Since U.S. Supreme Court rulings in 2001 and 2006 didn’t settle disputes, two presidents have tried, in starkly different ways, to define the law’s scope. The Obama administration did a scientific review in 2015 and put forward a definition expanding protections. Yet courts halted the rule over concerns it exceeded EPA’s authority, and the Trump administration replaced it with one so narrow that it left 51 percent of wetlands and 18 percent of streams without protection.

What followed showed the profound impact of this wonky debate. After Trump’s rule took effect, the U.S. Army Corps of Engineers found the Clean Water Act didn’t apply to three-quarters of more than 40,000 water features it assessed. In Arizona and New Mexico, just four streams were covered out of more than 1,500. The EPA identified hundreds of projects that would’ve required a permit before but no longer did, including new runways at a Kansas airport, a large Tennessee warehouse, and thousands of California homes. On this evidence, a judge tossed out Trump’s rule in August, putting pre-Obama regulations in effect for now. The EPA last week formalized that policy with a proposal to scrap the Trump rule and revert to the pre-2015 regulations until the administration proposes a new definition.
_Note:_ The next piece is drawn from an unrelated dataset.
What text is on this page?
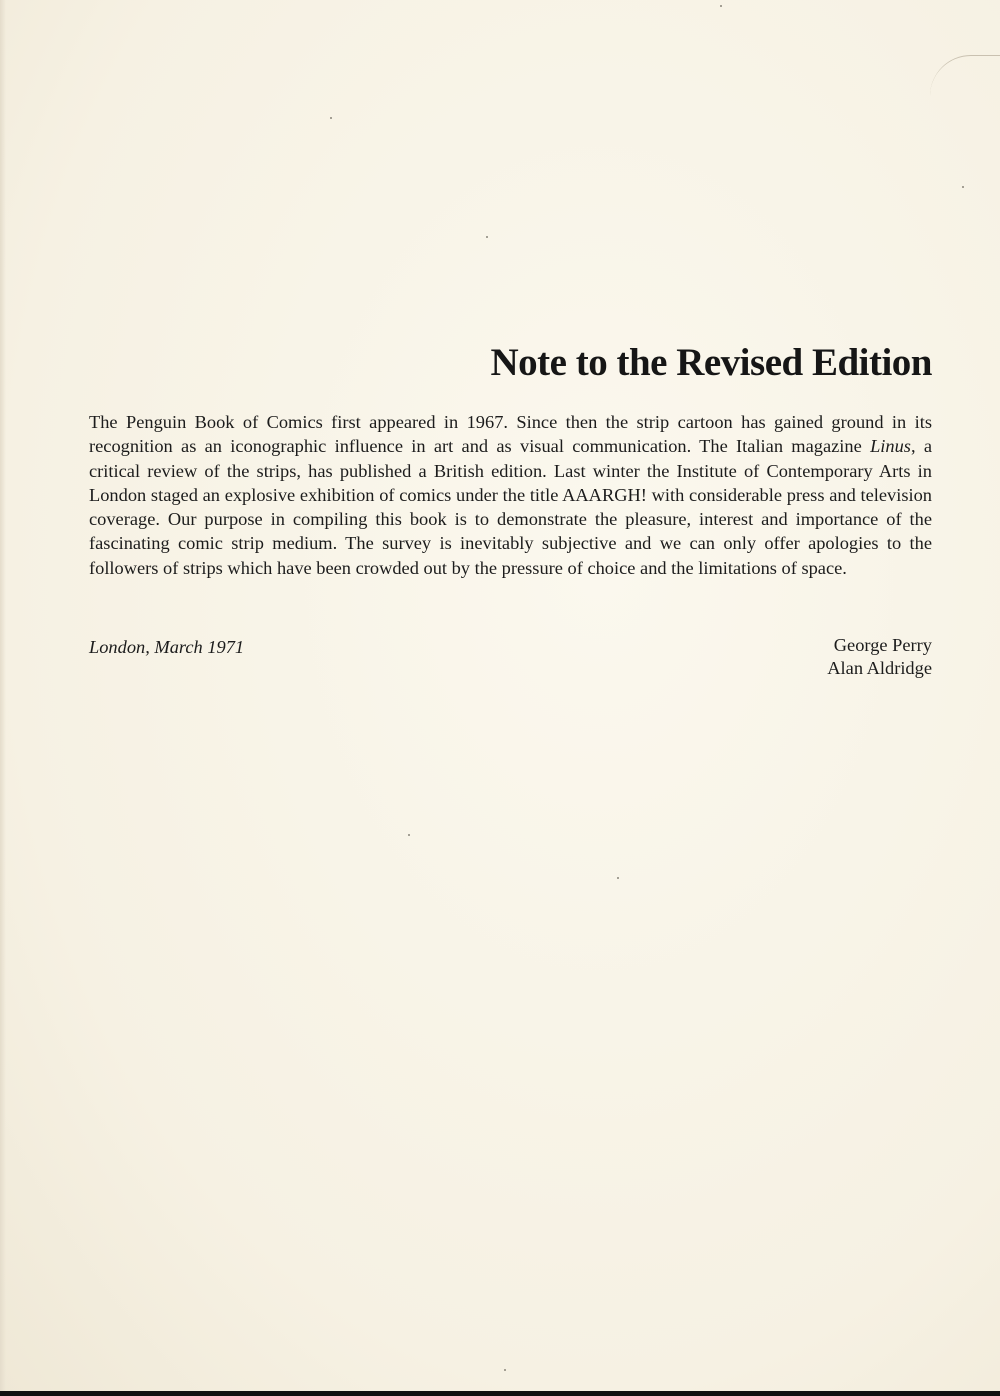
Note to the Revised Edition

The Penguin Book of Comics first appeared in 1967. Since then the strip cartoon has gained ground in its recognition as an iconographic influence in art and as visual communication. The Italian magazine Linus, a critical review of the strips, has published a British edition. Last winter the Institute of Contemporary Arts in London staged an explosive exhibition of comics under the title AAARGH! with considerable press and television coverage. Our purpose in compiling this book is to demonstrate the pleasure, interest and importance of the fascinating comic strip medium. The survey is inevitably subjective and we can only offer apologies to the followers of strips which have been crowded out by the pressure of choice and the limitations of space.

London, March 1971	George Perry
Alan Aldridge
Environmentalists hope the move halts damaging projects yet to go forward. Under Trump’s rule, for example, the Army Corps found a proposed mine, three miles from Georgia’s Okefenokee National Wildlife Refuge, no longer needed a permit because wetlands on the site aren’t physically connected to the protected swamp. Now advocates want the Corps to reverse that decision, citing risk of irreparable harm to the swamp, home to endangered Red-cockaded Woodpeckers and threatened Wood Storks.

The ongoing uncertainty hurts both the environment and business, which is why the Biden administration aims to craft “an enduring definition of WOTUS”—one that EPA Administrator Michael Regan indicates won’t be as far-reaching as Obama’s. Watersheds, however, are complex. Drawing a boundary on them is a subjective act in balancing scientific integrity and legal clarity, says attorney John Kolanz, who represents regulated businesses. “No matter where you draw it, somebody’s going to be upset,” he says. “It isn’t really rocket science, but it is complicated politics.”

To thread that needle, the Biden definition could consider a region’s hydrology—draining a wetland might have different consequences in Utah and Ohio—rather than a uniform approach, says Betsy Southerland, former science and technology director in the EPA’s Office of Water. “This way you could really customize the way you described waters of the United States,” she says. Still, Southerland says, even such a tailored approach will inevitably draw fire from some landowners and industries. “Let’s not joke: It’s going to be litigated to death.”

Since no definition will find universal acceptance, and given the state of the country’s water resources, University of Virginia water law expert Leon Szeptycki argues against limiting the act’s scope to seek middle ground. We’ve already destroyed a lot of our wetlands,” he says. A lot of our waters are increasingly polluted. There’s a lot of strain on water resources in the West because of drought driven by climate change. So I’m a little bit reluctant to suggest that somebody should pursue a middle ground that’s less protective than the Clean Water Act allows.” Instead, he says, compromise might be found in the permitting process, with incentives for landowners to be water stewards.

Congress could amend the law and settle matters, but almost no one expects that outcome. Congress has just sat on the sidelines and refused to pass any statute that would clarify it and fix it, in part because the same dynamic plays out in terms of people fighting about the breadth of the statutory fix,” Szeptycki says. Instead, Biden officials will try to craft a rule that can hold against a barrage of lawsuits. They’ll host a series of roundtables this winter, where they will hear from all sides and aim, again, to build firm protections on a shifting foundation.